SAN ANTONIO – The Bexar County Sheriff’s Office made a significant breakthrough in a yearlong murder investigation that had seen little progress.
Stacey Dramiga, 63, was attacked, sexually assaulted and killed last September while she was on a walking trail near Dafoste Park on the East Side.
In a press conference on Wednesday, Bexar County Sheriff Javier Salazar said it was DNA that led to the alleged killer’s arrest.
The federal DNA database that pinged the suspect this week is called CODIS, which stands for “Combined DNA Index System.”
It is a computer software program run by the FBI that operates local, state and national databases of DNA profiles from convicted offenders, unsolved crime scene evidence, and missing persons.
The national level of CODIS was implemented in 1998. Today, all 50 states, the District of Columbia, federal law enforcement, the Army Laboratory, and Puerto Rico contribute to the database.
CODIS can link perpetrators to crimes and link multiple crimes to the same person, even when the person’s identity is unknown.
“A forensic sample taken from a crime scene. We don’t know who this person is, but we have their DNA. We’ll enter it in, and it starts running it through the systems, and it has to exhaust the local one before it moves onto the state. Once that’s exhausted, it’ll move onto the national,” Salazar said.
That’s what happened with the DNA found at the scene where Dramiga died.
>> ‘A monster’: Man charged with capital murder of Stacey Dramiga after DNA match, sheriff says
DNA was collected from Dramiga as well as a rock, the alleged murder weapon. It was entered into CODIS, yet nothing in the system matched it — until this week.
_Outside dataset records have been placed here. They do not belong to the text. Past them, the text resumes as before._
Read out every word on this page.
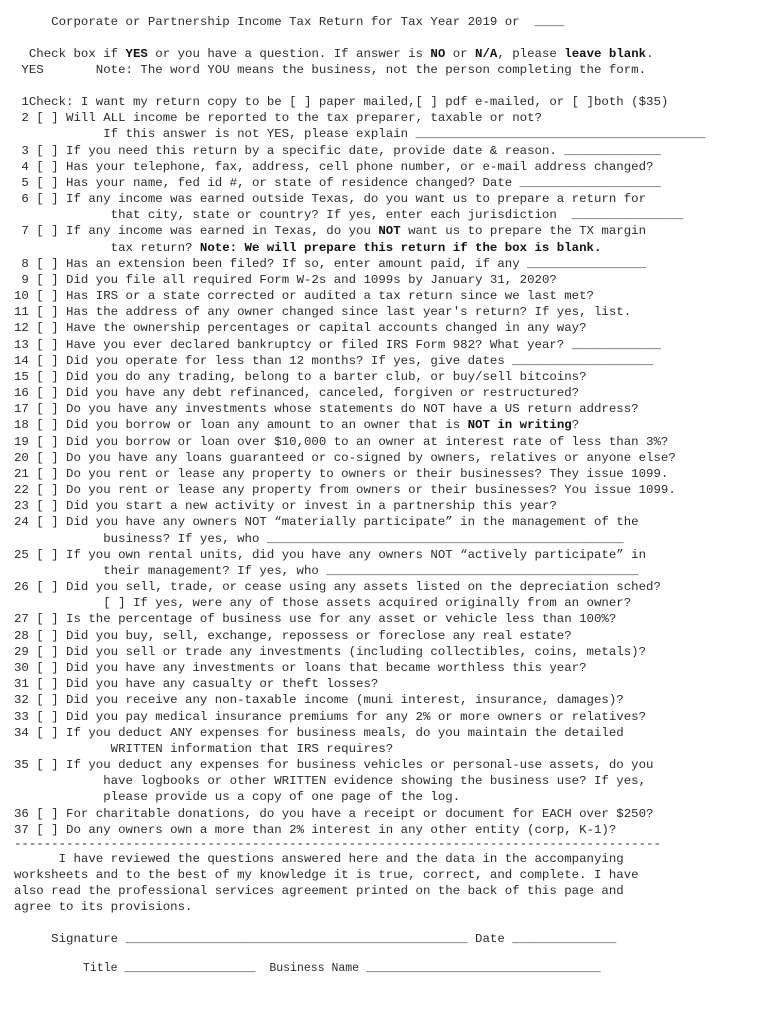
Corporate or Partnership Income Tax Return for Tax Year 2019 or  ____
Check box if YES or you have a question. If answer is NO or N/A, please leave blank.
YES       Note: The word YOU means the business, not the person completing the form.
1Check: I want my return copy to be [ ] paper mailed,[ ] pdf e-mailed, or [ ]both ($35)
2 [ ] Will ALL income be reported to the tax preparer, taxable or not?
If this answer is not YES, please explain _______________________________________
3 [ ] If you need this return by a specific date, provide date & reason. _____________
4 [ ] Has your telephone, fax, address, cell phone number, or e-mail address changed?
5 [ ] Has your name, fed id #, or state of residence changed? Date ___________________
6 [ ] If any income was earned outside Texas, do you want us to prepare a return for
that city, state or country? If yes, enter each jurisdiction  _______________
7 [ ] If any income was earned in Texas, do you NOT want us to prepare the TX margin
tax return? Note: We will prepare this return if the box is blank.
8 [ ] Has an extension been filed? If so, enter amount paid, if any ________________
9 [ ] Did you file all required Form W-2s and 1099s by January 31, 2020?
10 [ ] Has IRS or a state corrected or audited a tax return since we last met?
11 [ ] Has the address of any owner changed since last year's return? If yes, list.
12 [ ] Have the ownership percentages or capital accounts changed in any way?
13 [ ] Have you ever declared bankruptcy or filed IRS Form 982? What year? ____________
14 [ ] Did you operate for less than 12 months? If yes, give dates ___________________
15 [ ] Did you do any trading, belong to a barter club, or buy/sell bitcoins?
16 [ ] Did you have any debt refinanced, canceled, forgiven or restructured?
17 [ ] Do you have any investments whose statements do NOT have a US return address?
18 [ ] Did you borrow or loan any amount to an owner that is NOT in writing?
19 [ ] Did you borrow or loan over $10,000 to an owner at interest rate of less than 3%?
20 [ ] Do you have any loans guaranteed or co-signed by owners, relatives or anyone else?
21 [ ] Do you rent or lease any property to owners or their businesses? They issue 1099.
22 [ ] Do you rent or lease any property from owners or their businesses? You issue 1099.
23 [ ] Did you start a new activity or invest in a partnership this year?
24 [ ] Did you have any owners NOT “materially participate” in the management of the
business? If yes, who ________________________________________________
25 [ ] If you own rental units, did you have any owners NOT “actively participate” in
their management? If yes, who __________________________________________
26 [ ] Did you sell, trade, or cease using any assets listed on the depreciation sched?
[ ] If yes, were any of those assets acquired originally from an owner?
27 [ ] Is the percentage of business use for any asset or vehicle less than 100%?
28 [ ] Did you buy, sell, exchange, repossess or foreclose any real estate?
29 [ ] Did you sell or trade any investments (including collectibles, coins, metals)?
30 [ ] Did you have any investments or loans that became worthless this year?
31 [ ] Did you have any casualty or theft losses?
32 [ ] Did you receive any non-taxable income (muni interest, insurance, damages)?
33 [ ] Did you pay medical insurance premiums for any 2% or more owners or relatives?
34 [ ] If you deduct ANY expenses for business meals, do you maintain the detailed
WRITTEN information that IRS requires?
35 [ ] If you deduct any expenses for business vehicles or personal-use assets, do you
have logbooks or other WRITTEN evidence showing the business use? If yes,
please provide us a copy of one page of the log.
36 [ ] For charitable donations, do you have a receipt or document for EACH over $250?
37 [ ] Do any owners own a more than 2% interest in any other entity (corp, K-1)?
---------------------------------------------------------------------------------------
I have reviewed the questions answered here and the data in the accompanying
worksheets and to the best of my knowledge it is true, correct, and complete. I have
also read the professional services agreement printed on the back of this page and
agree to its provisions.
Signature ______________________________________________ Date ______________
Title ___________________  Business Name __________________________________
Salazar said it’s all thanks to a fairly new law.
“There’s a law that came into place a couple years back where anybody being booked into the jail on felony charges, even if it’s a non-violent felony, we need to be taking a DNA swab from these people,” he said.
It turned out the suspect, 23-year-old Samuel Charon, was booked in the Bexar County jail on an unrelated felony criminal mischief charge in April 2025.
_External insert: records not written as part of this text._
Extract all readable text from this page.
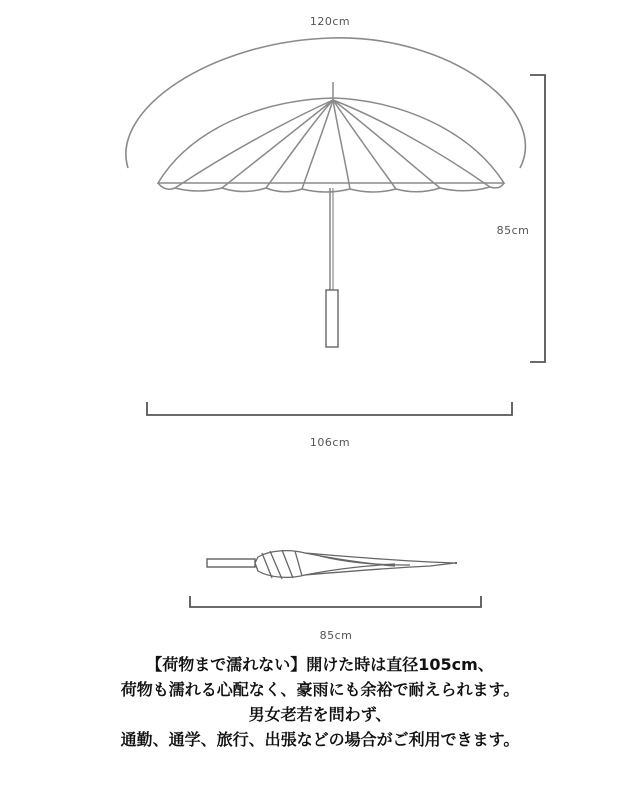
120cm
85cm
106cm
85cm
【荷物まで濡れない】開けた時は直径105cm、
荷物も濡れる心配なく、豪雨にも余裕で耐えられます。
男女老若を問わず、
通勤、通学、旅行、出張などの場合がご利用できます。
Those charges were eventually dismissed, but the swab was taken and was already on its way to the lab.
“At that point, it was entered into the system, and Oct. 13 is when we got the notification that it was a positive match. For us, two days later, we had him in handcuffs,” Salazar said.
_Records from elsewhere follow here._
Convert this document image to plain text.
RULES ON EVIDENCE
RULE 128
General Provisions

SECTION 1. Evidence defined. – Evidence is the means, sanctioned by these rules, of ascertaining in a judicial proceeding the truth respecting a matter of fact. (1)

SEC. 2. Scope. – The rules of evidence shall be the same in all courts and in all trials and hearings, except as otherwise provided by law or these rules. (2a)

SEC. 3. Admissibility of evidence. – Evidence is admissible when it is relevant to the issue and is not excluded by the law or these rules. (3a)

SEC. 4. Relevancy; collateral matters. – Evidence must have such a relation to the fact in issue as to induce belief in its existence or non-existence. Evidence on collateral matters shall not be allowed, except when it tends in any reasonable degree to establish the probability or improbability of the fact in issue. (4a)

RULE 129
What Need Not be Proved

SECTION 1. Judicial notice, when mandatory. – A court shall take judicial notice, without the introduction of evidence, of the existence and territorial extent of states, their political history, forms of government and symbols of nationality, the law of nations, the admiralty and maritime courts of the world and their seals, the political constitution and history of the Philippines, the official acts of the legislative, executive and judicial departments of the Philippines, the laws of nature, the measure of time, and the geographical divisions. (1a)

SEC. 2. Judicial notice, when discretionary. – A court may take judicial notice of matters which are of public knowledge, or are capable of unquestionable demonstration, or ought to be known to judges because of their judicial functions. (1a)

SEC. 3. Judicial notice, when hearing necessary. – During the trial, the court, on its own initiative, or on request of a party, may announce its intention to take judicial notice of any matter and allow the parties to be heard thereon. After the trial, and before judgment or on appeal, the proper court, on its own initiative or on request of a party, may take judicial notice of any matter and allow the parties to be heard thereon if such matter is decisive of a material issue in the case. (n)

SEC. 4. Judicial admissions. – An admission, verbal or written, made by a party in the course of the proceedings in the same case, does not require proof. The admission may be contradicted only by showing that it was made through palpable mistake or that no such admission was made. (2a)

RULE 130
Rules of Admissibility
The obvious observation is that it took almost six months from the time Charon was swabbed to when his DNA hit a match in the CODIS system.
“I would love to see those samples come to us much quicker because you never know. Between a course of several months like that, there’s a lot of bad things that can happen,” Salazar said.
However, he said his focus now is on the murder suspect that is finally in hand, thanks to a system most people outside law enforcement knew nothing about.
KSAT reached out to the FBI about this story, but was told they do not have enough resources to respond to non-emergency media requests due to recent furloughs and the government shutdown.
The response said, “During the current lapse in appropriations, FBI operations are directed toward national security, violations of federal law, and essential public safety functions. Inquiries outside of these functions will be considered when the lapse in appropriations ends.”